Direction le port et notre bateau qui se fait attendre. Nous sommes les seuls étrangers et notre présence réveille la curiosité des passagers endormis sur le sol. Quelques contrôles et nous montons à bord. Nous découvrons les immenses dortoirs de peut-être 2-300 personnes dans lesquels nous allons passer les 2 prochains jours. Avant que le bateau ne se mette en route, nous nous amusons du défilé de vendeurs ambulants qui passent entre les rangées de lits : énormes ours en peluches, nouilles instantanées, riz-coco emballé dans une feuille de banane, montre en or, appareils électroniques… Il semble y avoir des acheteurs pour toute cette camelote. Nous observons aussi les passagers se mettre à l’aise et se préparer à dormir… pour les imiter. Le lit est dur comme il faut. Il y a même de l’eau dans les toilettes et les douches et 3 repas sont compris dans ce mini-prix. Presque parfait, si ce n’est peut-être la présence un peu trop exacerbée de cafards, la chaleur étouffante, la lumière allumée 24/24h, et tous ces messieurs qui fument malgré l’interdiction.

Enfin bon, le pont est un endroit agréable où se balader. J’ai l’impression d’être sur le Titanic. Nous avons la chance, entre deux selfies, de pouvoir y observer les magnifiques couchers de soleil flamboyants. Les selfies… Toutes les jeunes filles sont béates devant moi. Elles me trouvent belle et veulent se prendre en photo avec moi. Mais comment étaient les relations avant le téléphone et les réseaux sociaux ? Que les gens me regardent, ce n’est pas un problème. Je suis différente, ils sont curieux, moi aussi je fais pareil. J’aime les échanges de regards qui sont souvent suivis d’échanges de sourires et éventuellement de discussions. Ça ne me dérange pas, bien au contraire. Mais de plus en plus, j’entends « selfie ! » ou « photo ! » avant même ce premier échange de regards. Selfie qui, une fois réalisé, voit le détenteur du téléphone disparaître aussi soudainement. Je n’évoque même pas les photos et vidéos prises à notre insu. Ces selfies sont tellement « selfish » (égoïste). Que sont devenues la curiosité, la simplicité d’un échange ? Non seulement j’ai l’impression d’être le singe du zoo, ce qui est, une fois la considération de la flatterie effacée, très désagréable, mais c’est surtout très triste pour ces jeunes gens qui ne saisissent pas l’opportunité d’apprendre d’un étranger et qui ne pensent qu’à leur image sur facebook.

Sur le pont s’engagent tout de même de bonnes discussions.

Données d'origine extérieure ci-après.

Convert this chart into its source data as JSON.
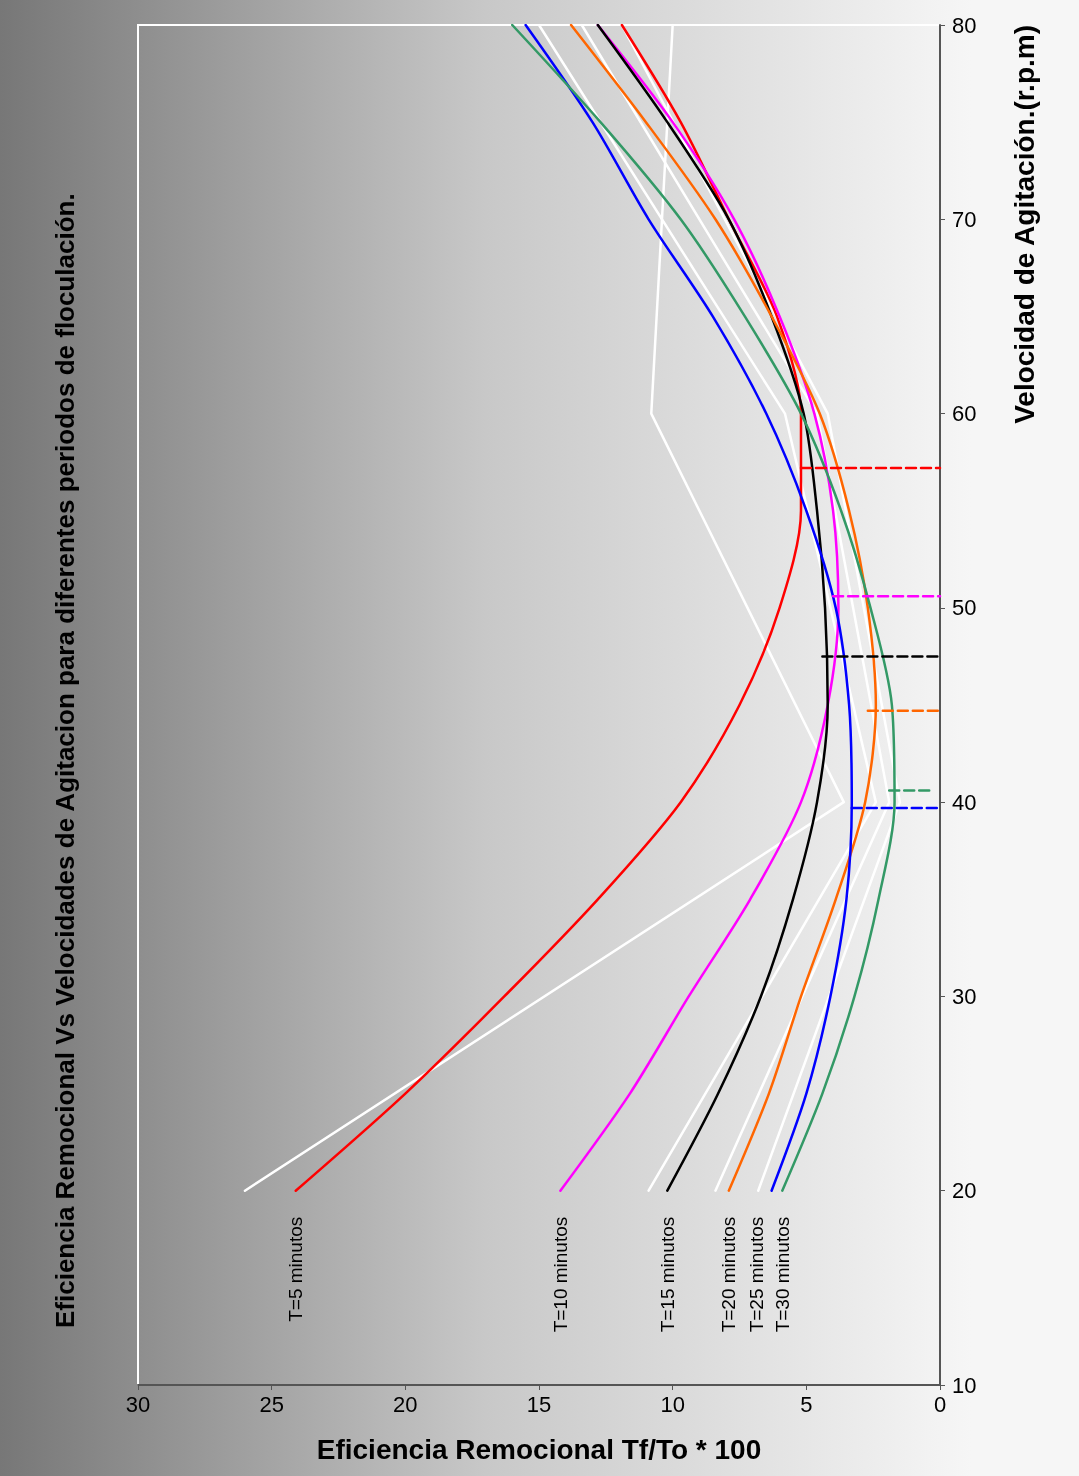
{
  "chart_data": {
    "type": "line",
    "title": "Eficiencia Remocional Vs Velocidades de Agitacion para diferentes periodos de floculación.",
    "xlabel": "Eficiencia Remocional Tf/To * 100",
    "ylabel": "Velocidad de Agitación.(r.p.m)",
    "xlim": [
      30,
      0
    ],
    "xticks": [
      30,
      25,
      20,
      15,
      10,
      5,
      0
    ],
    "ylim": [
      10,
      80
    ],
    "yticks": [
      10,
      20,
      30,
      40,
      50,
      60,
      70,
      80
    ],
    "grid": false,
    "legend": false,
    "marker": "none",
    "series": [
      {
        "color": "#ffffff",
        "line_style": "solid",
        "x": [
          26.0,
          3.6,
          10.8,
          10.0
        ],
        "values": [
          20,
          40,
          60,
          80
        ]
      },
      {
        "color": "#ffffff",
        "line_style": "solid",
        "x": [
          10.9,
          2.4,
          5.8,
          15.0
        ],
        "values": [
          20,
          40,
          60,
          80
        ]
      },
      {
        "color": "#ffffff",
        "line_style": "solid",
        "x": [
          8.4,
          1.9,
          4.6,
          13.4
        ],
        "values": [
          20,
          40,
          60,
          80
        ]
      },
      {
        "color": "#ffffff",
        "line_style": "solid",
        "x": [
          6.8,
          1.5,
          4.2,
          11.9
        ],
        "values": [
          20,
          40,
          60,
          80
        ]
      },
      {
        "name": "T=5 minutos",
        "color": "#ff0000",
        "line_style": "solid",
        "x": [
          24.1,
          20.0,
          16.3,
          12.8,
          9.7,
          7.5,
          6.0,
          5.2,
          5.2,
          6.1,
          7.9,
          9.7,
          11.9
        ],
        "values": [
          20,
          25,
          30,
          35,
          40,
          45,
          50,
          55,
          60,
          65,
          70,
          75,
          80
        ]
      },
      {
        "name": "T=10 minutos",
        "color": "#ff00ff",
        "line_style": "solid",
        "x": [
          14.2,
          11.6,
          9.4,
          7.1,
          5.2,
          4.2,
          3.8,
          4.0,
          4.7,
          6.0,
          7.7,
          10.0,
          12.8
        ],
        "values": [
          20,
          25,
          30,
          35,
          40,
          45,
          50,
          55,
          60,
          65,
          70,
          75,
          80
        ]
      },
      {
        "name": "T=15 minutos",
        "color": "#000000",
        "line_style": "solid",
        "x": [
          10.2,
          8.3,
          6.7,
          5.5,
          4.6,
          4.2,
          4.3,
          4.6,
          5.1,
          6.3,
          7.9,
          10.2,
          12.8
        ],
        "values": [
          20,
          25,
          30,
          35,
          40,
          45,
          50,
          55,
          60,
          65,
          70,
          75,
          80
        ]
      },
      {
        "name": "T=20 minutos",
        "color": "#ff6600",
        "line_style": "solid",
        "x": [
          7.9,
          6.4,
          5.2,
          3.9,
          2.8,
          2.4,
          2.7,
          3.4,
          4.5,
          6.3,
          8.4,
          11.0,
          13.8
        ],
        "values": [
          20,
          25,
          30,
          35,
          40,
          45,
          50,
          55,
          60,
          65,
          70,
          75,
          80
        ]
      },
      {
        "name": "T=25 minutos",
        "color": "#0000ff",
        "line_style": "solid",
        "x": [
          6.3,
          5.0,
          4.1,
          3.5,
          3.3,
          3.4,
          3.9,
          5.0,
          6.5,
          8.5,
          10.9,
          13.0,
          15.5
        ],
        "values": [
          20,
          25,
          30,
          35,
          40,
          45,
          50,
          55,
          60,
          65,
          70,
          75,
          80
        ]
      },
      {
        "name": "T=30 minutos",
        "color": "#339966",
        "line_style": "solid",
        "x": [
          5.9,
          4.4,
          3.2,
          2.3,
          1.7,
          1.8,
          2.6,
          3.7,
          5.2,
          7.3,
          9.7,
          12.7,
          16.0
        ],
        "values": [
          20,
          25,
          30,
          35,
          40,
          45,
          50,
          55,
          60,
          65,
          70,
          75,
          80
        ]
      },
      {
        "color": "#ff0000",
        "line_style": "dashed",
        "x": [
          5.2,
          0
        ],
        "values": [
          57.2,
          57.2
        ]
      },
      {
        "color": "#ff00ff",
        "line_style": "dashed",
        "x": [
          4.0,
          0
        ],
        "values": [
          50.6,
          50.6
        ]
      },
      {
        "color": "#000000",
        "line_style": "dashed",
        "x": [
          4.4,
          0
        ],
        "values": [
          47.5,
          47.5
        ]
      },
      {
        "color": "#ff6600",
        "line_style": "dashed",
        "x": [
          2.7,
          0
        ],
        "values": [
          44.7,
          44.7
        ]
      },
      {
        "color": "#0000ff",
        "line_style": "dashed",
        "x": [
          3.3,
          0
        ],
        "values": [
          39.7,
          39.7
        ]
      },
      {
        "color": "#339966",
        "line_style": "dashed",
        "x": [
          1.9,
          0.4
        ],
        "values": [
          40.6,
          40.6
        ]
      }
    ]
  }
}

Un jeune homme vient nous aborder. Il fait des études pour devenir capitaine de bateau à l’international et il souhaite pratiquer son anglais avec nous. Il a vraiment dû lui falloir beaucoup de courage pour venir nous parler. Nous voyons ses lèvres tressaillir de peur. Que sont ces poissons / oiseaux que nous voyons, comme faire des ricochets à la surface de l’eau ? Des poissons-volant ! Il nous explique qu’il voit souvent également des dauphins sautés le long du ferry. Et effectivement, nous voyons un peu plus tard des dauphins et même le geyser de ce que nous croyons être une baleine au loin.

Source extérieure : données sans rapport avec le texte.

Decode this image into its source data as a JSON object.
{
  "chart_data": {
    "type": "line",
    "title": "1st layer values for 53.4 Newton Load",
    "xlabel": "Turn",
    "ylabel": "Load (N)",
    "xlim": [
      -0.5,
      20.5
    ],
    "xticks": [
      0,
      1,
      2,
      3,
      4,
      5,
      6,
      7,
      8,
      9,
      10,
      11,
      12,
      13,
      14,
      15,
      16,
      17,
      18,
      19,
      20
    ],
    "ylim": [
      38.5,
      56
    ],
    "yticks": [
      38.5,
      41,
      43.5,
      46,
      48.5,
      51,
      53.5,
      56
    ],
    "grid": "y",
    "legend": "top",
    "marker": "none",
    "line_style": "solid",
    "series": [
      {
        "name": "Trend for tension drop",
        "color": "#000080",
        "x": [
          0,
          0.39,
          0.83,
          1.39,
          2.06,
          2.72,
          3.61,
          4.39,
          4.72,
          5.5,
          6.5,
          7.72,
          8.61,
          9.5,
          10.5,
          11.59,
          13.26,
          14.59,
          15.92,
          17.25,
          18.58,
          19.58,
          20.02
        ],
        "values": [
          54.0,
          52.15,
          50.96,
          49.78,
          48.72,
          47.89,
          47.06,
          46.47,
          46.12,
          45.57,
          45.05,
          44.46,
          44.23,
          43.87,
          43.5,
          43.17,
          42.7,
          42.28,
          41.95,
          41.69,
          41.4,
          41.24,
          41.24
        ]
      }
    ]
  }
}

Nous sympathisons avec la famille aux côtés de laquelle nous dormons. Ils ne parlent pas un mot d’anglais mais nous partageons des fruits et des partis de dominos avec leur fils trisomique trop marrant. Nous observons la vie à bord. Sur le pont supérieur, il y a une mosquée, qui, comme sur les terres, résonne à différentes heures de la journée. Je remarque quelques hommes qui se démarquent un peu par leurs tuniques, leurs turbans, et leurs yeux noircis au khôl. Ils vont voir les jeunes hommes qui fument sur le pont. Après discussions, ces hommes accompagnent les jeunes rechignant à la mosquée. Ce type, de ce qui me semble être, du prosélytisme un peu forcé me fait froid dans le dos.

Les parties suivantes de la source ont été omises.